Occasions de changement

Pour améliorer l’acceptabilité des nouveaux critères d’admissibilité et la qualité de ses services, Héma‑Québec devrait :  

  1. améliorer la transparence des données, c’est-à-dire partager ouvertement les preuves et les statistiques qui sous-tendent les récents changements politiques afin que toutes les parties puissent comprendre les raisons liées à la sécurité; 
  2. engager les communautés gbHARSAH, c’est-à-dire établir un dialogue continu afin d’instaurer la confiance, de veiller à ce que les pratiques reflètent les réalités des communautés et d’aborder les préoccupations ou les conceptions erronées; 
  3. renforcer et maintenir la formation du personnel, c’est-à-dire offrir des formations continues ciblées aux membres du personnel et aux bénévoles sur les particularités des nouveaux critères d’admissibilité, les sujets actuels liés à la diversité sexuelle et de genres, et les stratégies de gestion des situations délicates lors des interactions avec les donneurs. 

Considérations futures

Cette étude brosse le portrait de trois périodes clés : avant, pendant et un an après les changements apportés aux critères d’admissibilité. Nos données laissent croire que certains aspects de l’acceptabilité (p. ex. niveau d’aisance, degré de préparation perçu et perception des risques) sont susceptibles de varier selon l’exposition continue à la nouvelle politique. Il serait donc judicieux d’interroger à nouveau ces groupes maintenant que les changements sont en place depuis plus longtemps, puis de répéter ces évaluations de manière régulière pour suivre l’évolution de leurs attitudes. 

Publications de recherche

Benoit, J., Caruso, J., Germain, M., Myhal, G., Monteith, K., & Otis, J. (2024). Plasma-derived product recipients' views on the acceptability of implementing a programme of plasma donation for fractionation from men who have sex with men.
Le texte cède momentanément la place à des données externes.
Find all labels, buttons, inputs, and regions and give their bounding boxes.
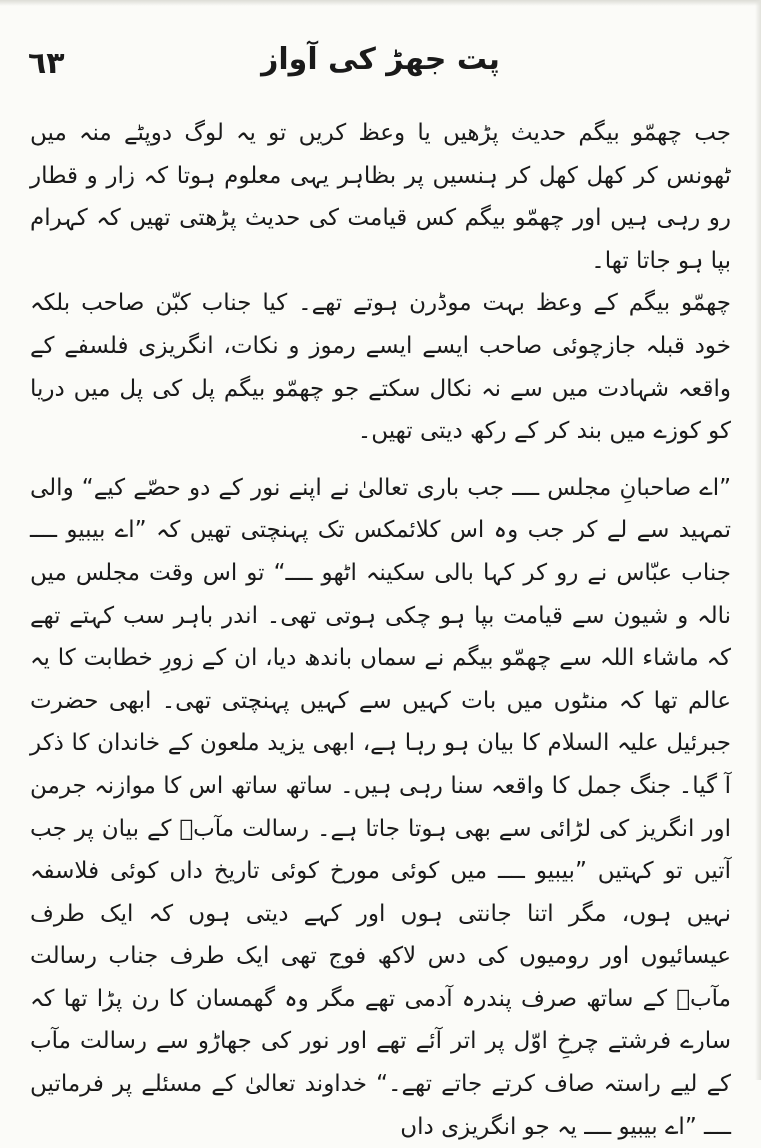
running-title: پت جھڑ کی آواز bbox=[261, 42, 500, 77]
scan-shadow-right bbox=[755, 0, 761, 1080]
page-number: ٦٣ bbox=[28, 46, 65, 81]
paragraph: چھمّو بیگم کے وعظ بہت موڈرن ہوتے تھے۔ کیا جناب کبّن صاحب بلکہ خود قبلہ جازچوئی صاحب ایسے ایسے رموز و نکات، انگریزی فلسفے کے واقعہ شہادت میں سے نہ نکال سکتے جو چھمّو بیگم پل کی پل میں دریا کو کوزے میں بند کر کے رکھ دیتی تھیں۔ bbox=[30, 290, 731, 445]
scan-shadow-top bbox=[0, 0, 761, 6]
page-body bbox=[30, 112, 731, 1148]
page-header bbox=[28, 42, 733, 92]
paragraph: جب چھمّو بیگم حدیث پڑھیں یا وعظ کریں تو یہ لوگ دوپٹے منہ میں ٹھونس کر کھل کھل کر ہنسیں پر بظاہر یہی معلوم ہوتا کہ زار و قطار رو رہی ہیں اور چھمّو بیگم کس قیامت کی حدیث پڑھتی تھیں کہ کہرام بپا ہو جاتا تھا۔ bbox=[30, 120, 731, 274]
paragraph: ”اے صاحبانِ مجلس ــــ جب باری تعالیٰ نے اپنے نور کے دو حصّے کیے“ والی تمہید سے لے کر جب وہ اس کلائمکس تک پہنچتی تھیں کہ ”اے بیبیو ــــ جناب عبّاس نے رو کر کہا بالی سکینہ اٹھو ــــ“ تو اس وقت مجلس میں نالہ و شیون سے قیامت بپا ہو چکی ہوتی تھی۔ اندر باہر سب کہتے تھے کہ ماشاء اللہ سے چھمّو بیگم نے سماں باندھ دیا، ان کے زورِ خطابت کا یہ عالم تھا کہ منٹوں میں بات کہیں سے کہیں پہنچتی تھی۔ ابھی حضرت جبرئیل علیہ السلام کا بیان ہو رہا ہے، ابھی یزید ملعون کے خاندان کا ذکر آ گیا۔ جنگ جمل کا واقعہ سنا رہی ہیں۔ ساتھ ساتھ اس کا موازنہ جرمن اور انگریز کی لڑائی سے بھی ہوتا جاتا ہے۔ رسالت مآبؐ کے بیان پر جب آتیں تو کہتیں ”بیبیو ــــ میں کوئی مورخ کوئی تاریخ داں کوئی فلاسفہ نہیں ہوں، مگر اتنا جانتی ہوں اور کہے دیتی ہوں کہ ایک طرف عیسائیوں اور رومیوں کی دس لاکھ فوج تھی ایک طرف جناب رسالت مآبؐ کے ساتھ صرف پندرہ آدمی تھے مگر وہ گھمسان کا رن پڑا تھا کہ سارے فرشتے چرخِ اوّل پر اتر آئے تھے اور نور کی جھاڑو سے رسالت مآب کے لیے راستہ صاف کرتے جاتے تھے۔“ خداوند تعالیٰ کے مسئلے پر فرماتیں ــــ ”اے بیبیو ــــ یہ جو انگریزی داں bbox=[30, 474, 731, 1140]
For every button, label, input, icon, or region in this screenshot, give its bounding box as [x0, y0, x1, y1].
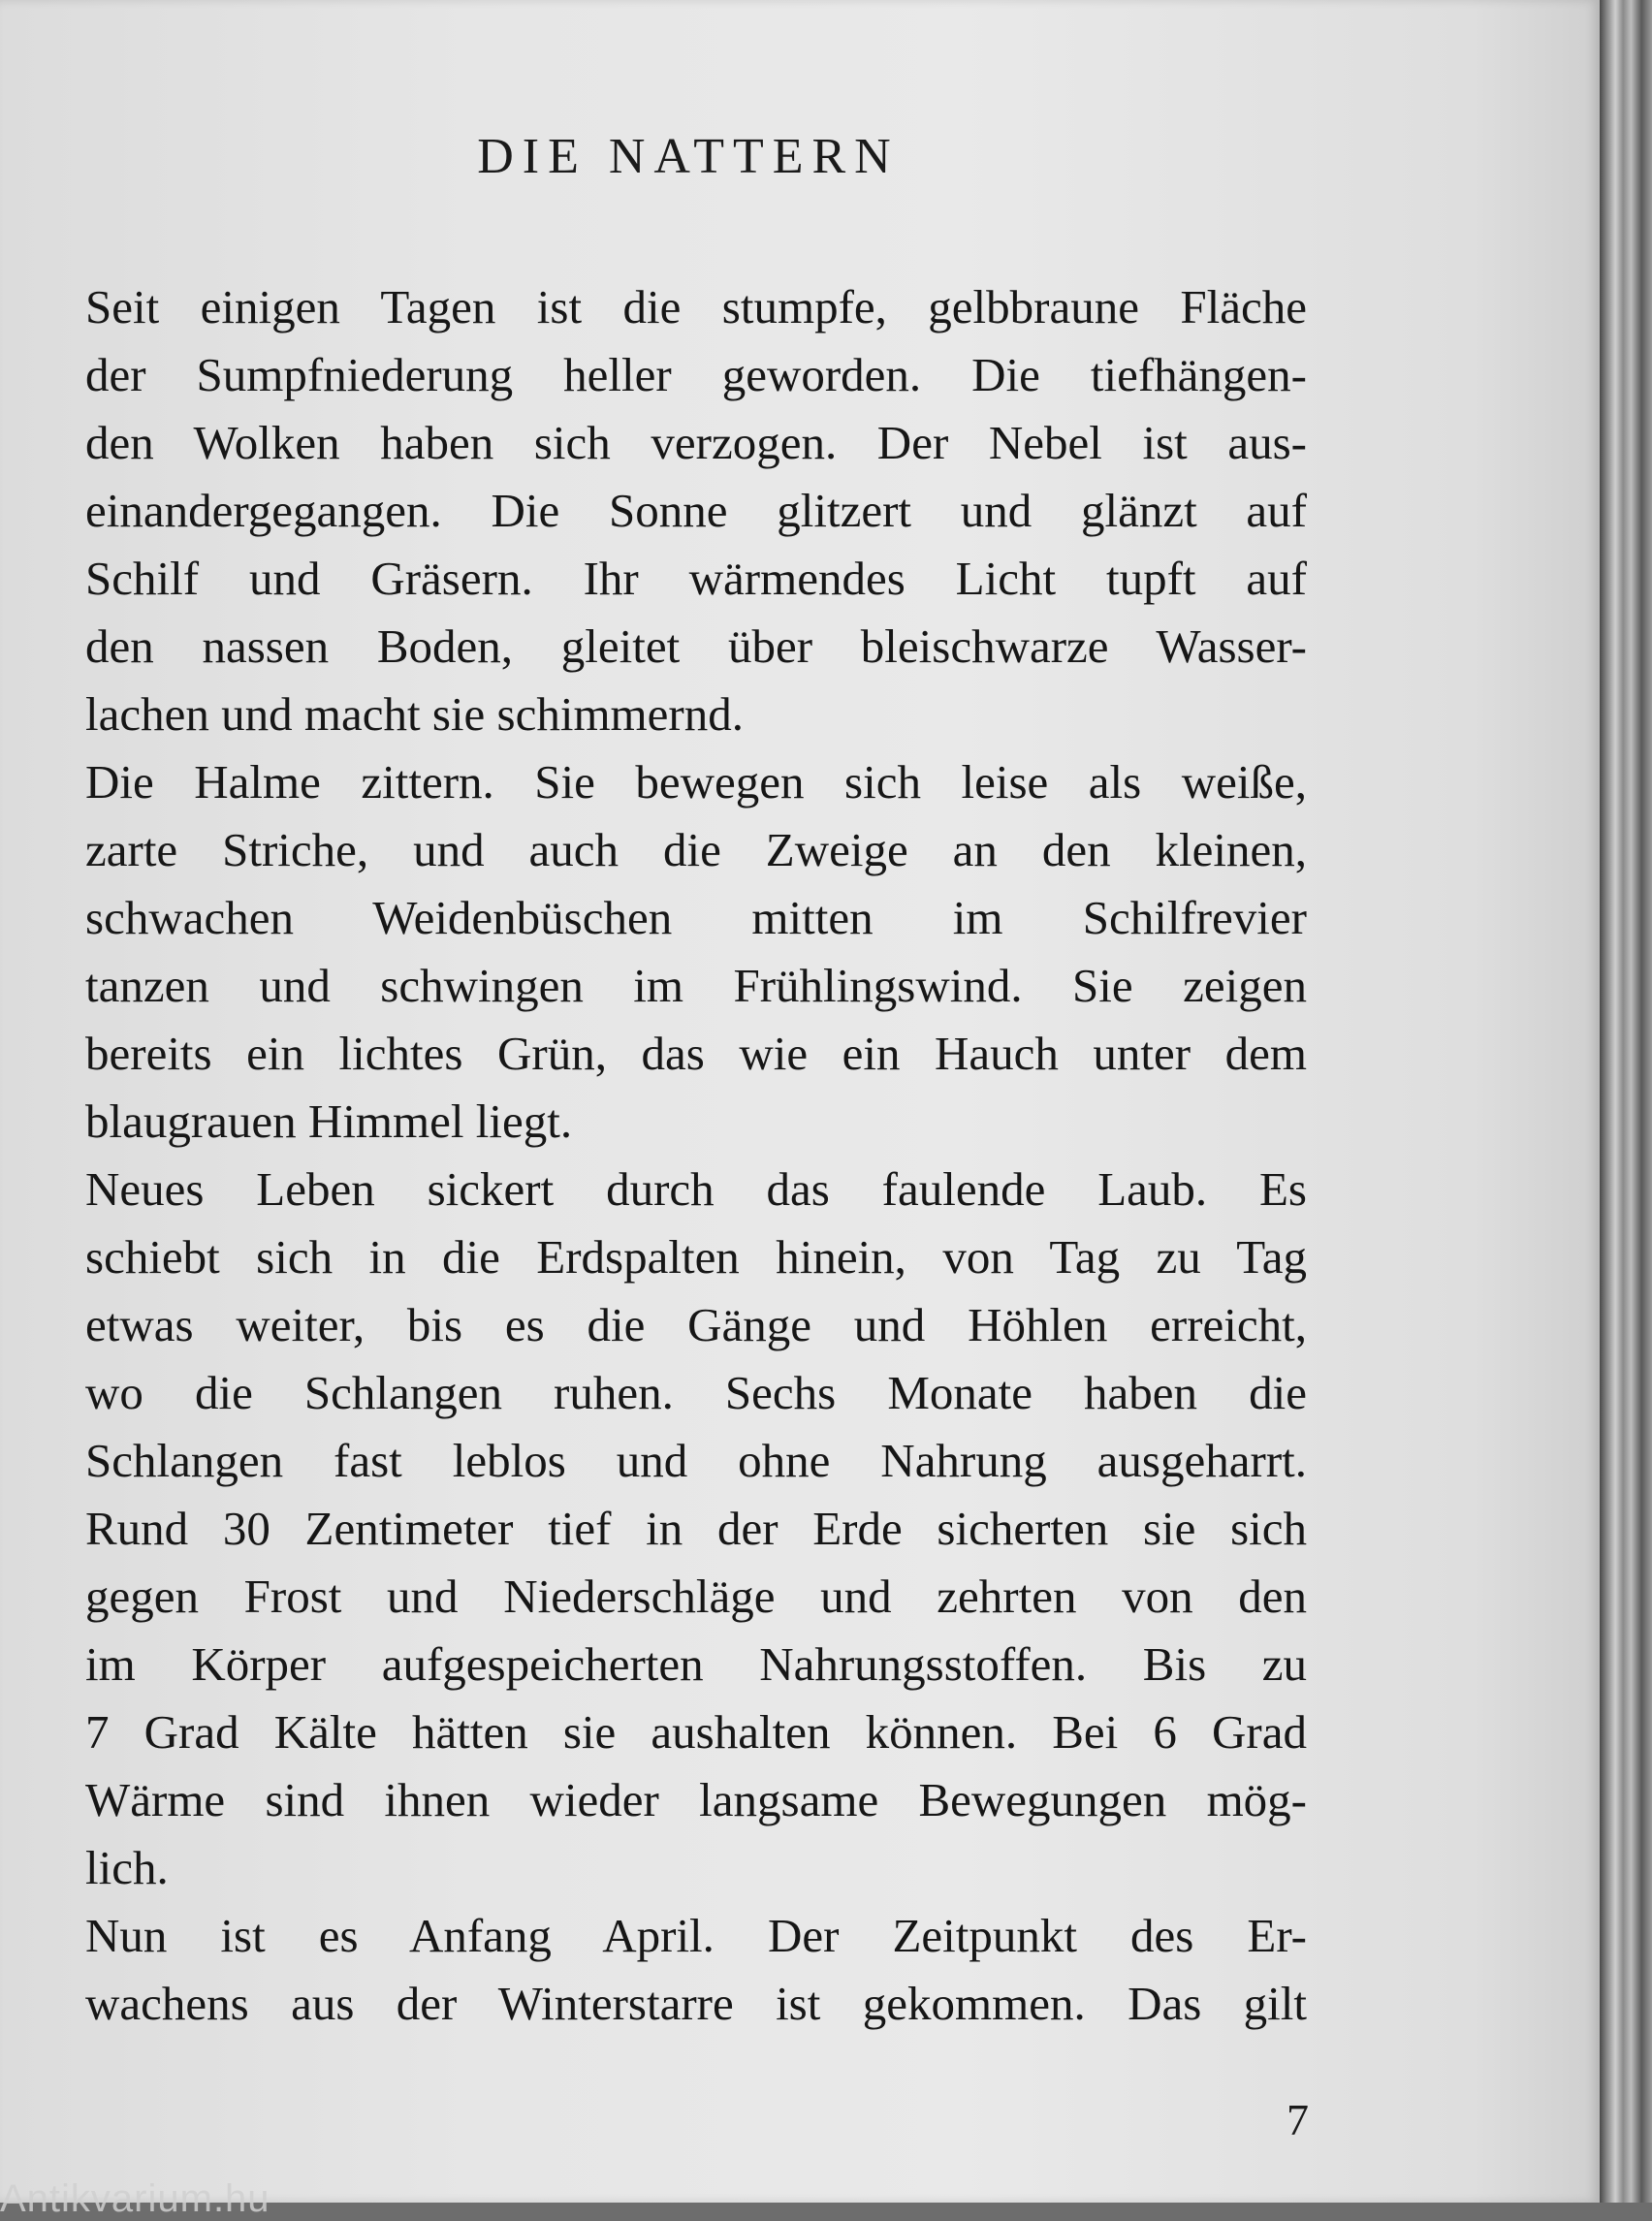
text-line: Schlangen fast leblos und ohne Nahrung ausgeharrt.: [85, 1434, 1307, 1487]
text-line: Nun ist es Anfang April. Der Zeitpunkt des Er-: [85, 1909, 1307, 1962]
text-line: einandergegangen. Die Sonne glitzert und glänzt auf: [85, 484, 1307, 537]
book-binding-edge: [1600, 0, 1652, 2203]
text-line: etwas weiter, bis es die Gänge und Höhlen erreicht,: [85, 1298, 1307, 1351]
watermark: Antikvarium.hu: [0, 2177, 270, 2220]
text-line: wachens aus der Winterstarre ist gekommen. Das gilt: [85, 1977, 1307, 2030]
text-line: 7 Grad Kälte hätten sie aushalten können. Bei 6 Grad: [85, 1705, 1307, 1759]
chapter-title: DIE NATTERN: [477, 129, 900, 184]
text-line: wo die Schlangen ruhen. Sechs Monate haben die: [85, 1366, 1307, 1419]
text-line: Rund 30 Zentimeter tief in der Erde sicherten sie sich: [85, 1502, 1307, 1555]
text-line: bereits ein lichtes Grün, das wie ein Hauch unter dem: [85, 1027, 1307, 1080]
text-line: Wärme sind ihnen wieder langsame Bewegungen mög-: [85, 1773, 1307, 1826]
text-line: den nassen Boden, gleitet über bleischwarze Wasser-: [85, 619, 1307, 673]
text-line: der Sumpfniederung heller geworden. Die tiefhängen-: [85, 348, 1307, 401]
text-line: gegen Frost und Niederschläge und zehrten von den: [85, 1570, 1307, 1623]
text-line: tanzen und schwingen im Frühlingswind. Sie zeigen: [85, 959, 1307, 1012]
text-line: Neues Leben sickert durch das faulende Laub. Es: [85, 1162, 1307, 1216]
text-line: im Körper aufgespeicherten Nahrungsstoffen. Bis zu: [85, 1637, 1307, 1691]
page-number: 7: [1287, 2095, 1309, 2144]
text-line: Seit einigen Tagen ist die stumpfe, gelbbraune Fläche: [85, 280, 1307, 333]
text-line: zarte Striche, und auch die Zweige an den kleinen,: [85, 823, 1307, 876]
text-line: lachen und macht sie schimmernd.: [85, 687, 744, 741]
body-text: [85, 273, 1307, 2038]
text-line: blaugrauen Himmel liegt.: [85, 1095, 573, 1148]
text-line: den Wolken haben sich verzogen. Der Nebel ist aus-: [85, 416, 1307, 469]
text-line: schwachen Weidenbüschen mitten im Schilfrevier: [85, 891, 1307, 944]
text-line: Schilf und Gräsern. Ihr wärmendes Licht tupft auf: [85, 552, 1307, 605]
text-line: lich.: [85, 1841, 169, 1894]
text-line: schiebt sich in die Erdspalten hinein, von Tag zu Tag: [85, 1230, 1307, 1284]
text-line: Die Halme zittern. Sie bewegen sich leise als weiße,: [85, 755, 1307, 809]
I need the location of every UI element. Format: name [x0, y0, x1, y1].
Vox Sanguinis, 119(10), 1058-1064.

Thibeault, C., Caruso, J., Otis, J., Germain, M., Lewin, A., Myhal, G., ... et Daunais-Laurin, G. (2023). CO7-4 Acceptabilité d’un questionnaire non genré chez les donneurs d’Héma-Québec et intention de retourner faire un don. Transfusion Clinique et Biologique, 30, S53-S54.

Du savoir à l’action

Les résultats ont été directement transmis à Héma‑Québec et intégrés à son processus décisionnel. Les analyses des études réalisées lors de nos deux premières collectes de données ont éclairé la soumission d’Héma‑Québec à Santé Canada concernant l’approbation réglementaire des nouveaux critères d’admissibilité. Elles ont également servi à élaborer une stratégie de mise en œuvre en orientant le contenu du site Web lié aux changements, en définissant le programme de formation du personnel et des bénévoles, et en étayant toutes les communications connexes.